All of these options can be captured by probability distribution, over data in several sensory modalities and in several conceptual schedules. So maybe meaning for people also means probability of continuations, but in a multisensory space -resistant of a textual space. And in that view, when an LLM calculation of token sequences, it gets access to meaning in a way similar to what people do just in a more limited space.

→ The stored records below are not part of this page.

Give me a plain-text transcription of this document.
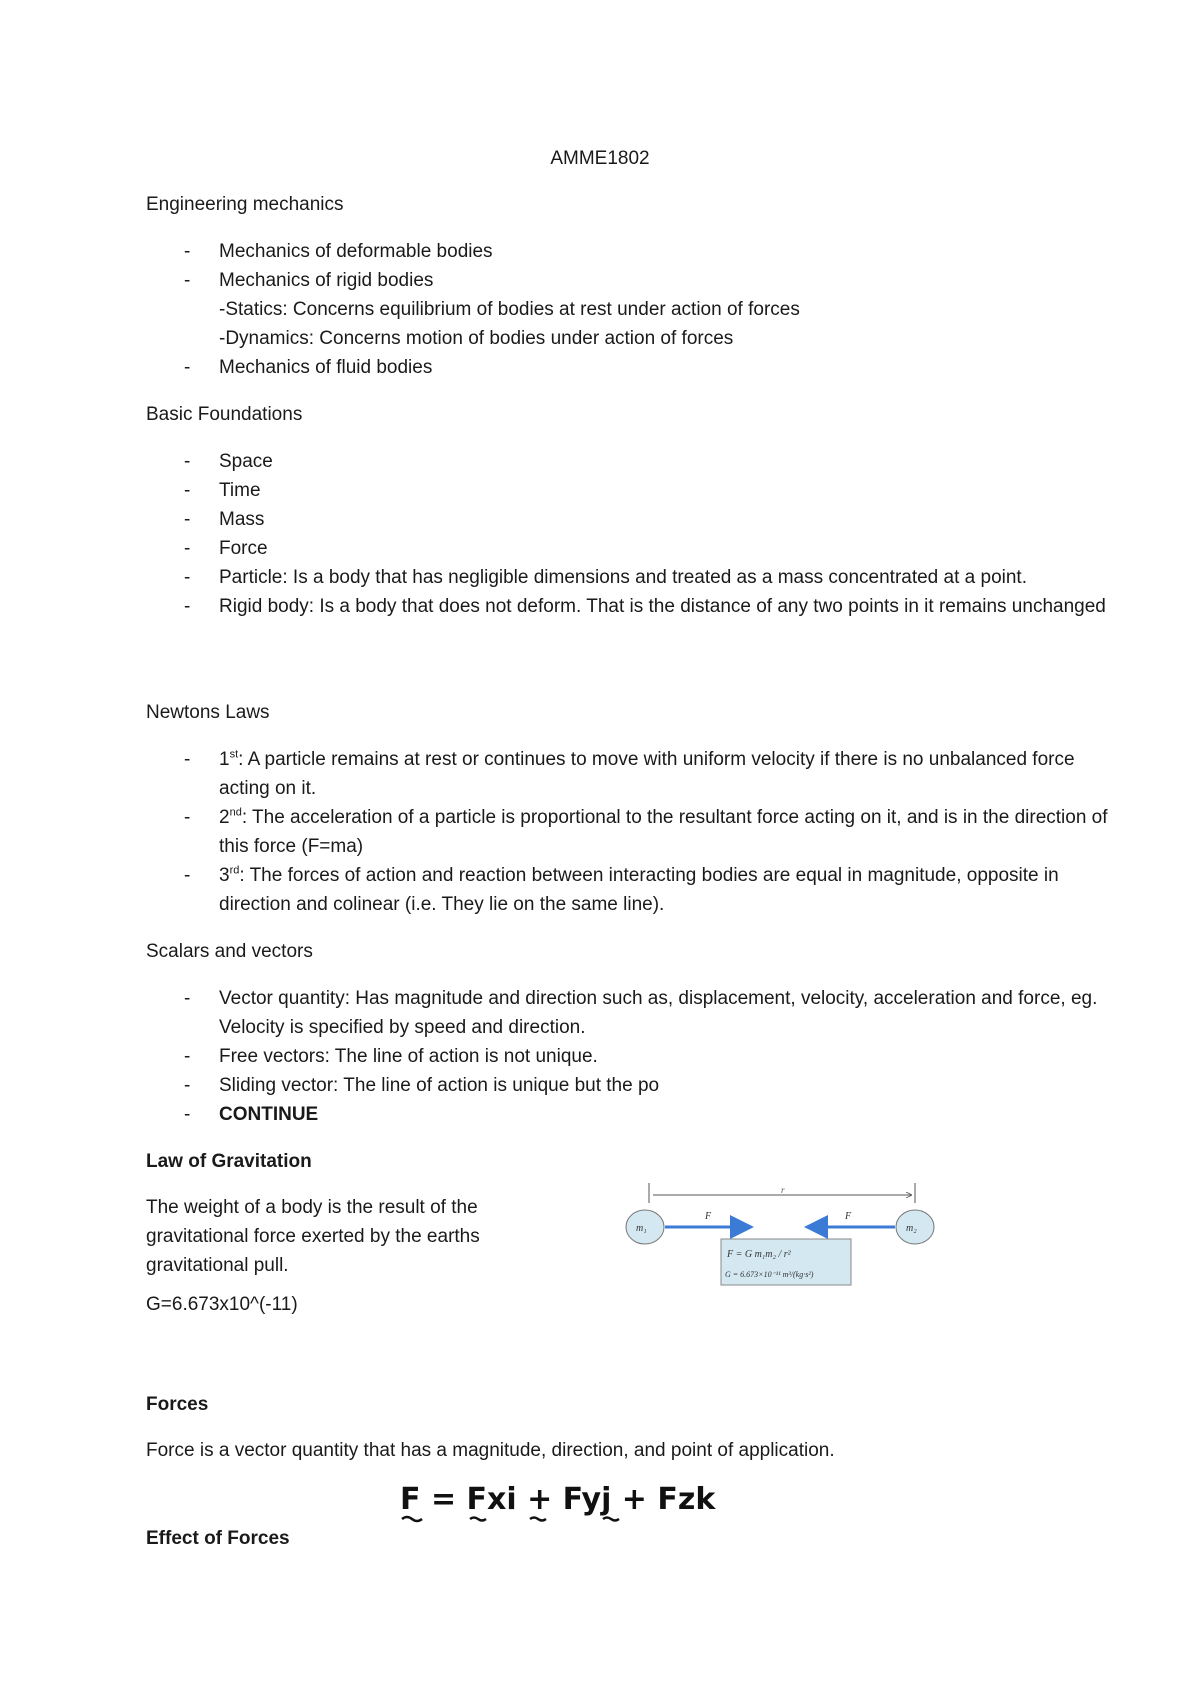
AMME1802
Engineering mechanics
- Mechanics of deformable bodies
- Mechanics of rigid bodies
-Statics: Concerns equilibrium of bodies at rest under action of forces
-Dynamics: Concerns motion of bodies under action of forces
- Mechanics of fluid bodies
Basic Foundations
- Space
- Time
- Mass
- Force
- Particle: Is a body that has negligible dimensions and treated as a mass concentrated at a point.
- Rigid body: Is a body that does not deform. That is the distance of any two points in it remains unchanged
Newtons Laws
- 1st: A particle remains at rest or continues to move with uniform velocity if there is no unbalanced force acting on it.
- 2nd: The acceleration of a particle is proportional to the resultant force acting on it, and is in the direction of this force (F=ma)
- 3rd: The forces of action and reaction between interacting bodies are equal in magnitude, opposite in direction and colinear (i.e. They lie on the same line).
Scalars and vectors
- Vector quantity: Has magnitude and direction such as, displacement, velocity, acceleration and force, eg. Velocity is specified by speed and direction.
- Free vectors: The line of action is not unique.
- Sliding vector: The line of action is unique but the po
- CONTINUE
Law of Gravitation
The weight of a body is the result of the gravitational force exerted by the earths gravitational pull.
G=6.673x10^(-11)
r
F	F
m₁	m₂
F = G m₁m₂ / r²
G = 6.673×10⁻¹¹ m³/(kg·s²)
Forces
Force is a vector quantity that has a magnitude, direction, and point of application.
F = Fxi + Fyj + Fzk
Effect of Forces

Skeptics may claim that the passage from the multisensory world to implement language is a bottleneck that the meaning cannot push through. But this passing could also be interpreted as a simple projection similar to the projection from a three-dimensional scene down to a two-dimensional image. The two-dimensional image only provides partial information, but in many situations the scene remains quite understandable. And since language is our hand tools to communicate our multisensory experiences, the projection for text may not be so “lost” after all.
This does not mean that today’s LLMS seized meanings in the same way that humans do. Our work only shows that large language models development of internal representations with semantic value. We have also found evidence that such representations are composed of discreet entities that concern each other in complex ways – not just closeness but directional determination, courses and inclusion.
But these structural conditions can be different from the structural conditions in the languages used to train the models. It would remain true, even if we trained the model on sensory signals: We do not directly see what significance suppresses a certain expression, for a model more than for a human being.
If the model and man have been exposed to similar data, how, and if they have shared enough experiences (today, the annotation is the media to share), there is a basis on which to communicate. Adjustment can then be seen as the process of translating between the model is the “inner language” – we call it “neurals” – and natural language.
How faithful can that customization be? As we continue to improve these models, we will have to meet the fact that even people lack a stable, universal system of common meanings. LLMS, with their separate approach to the processing of information, can simply be another voice in a diverse chorus of interpretations.
In some form, questions about the relationship between the world and its representation have been central to philosophy for at least 400 years, and no final answer has appeared. As we move towards a future where LLMs are likely to play a bright and bigger role, we should not reject ideas that are based only when intuitions go continuously to ask these difficult questions. The apparent restrictions of LLMs may be just a reflection of our poor understanding of what the meaning actually is.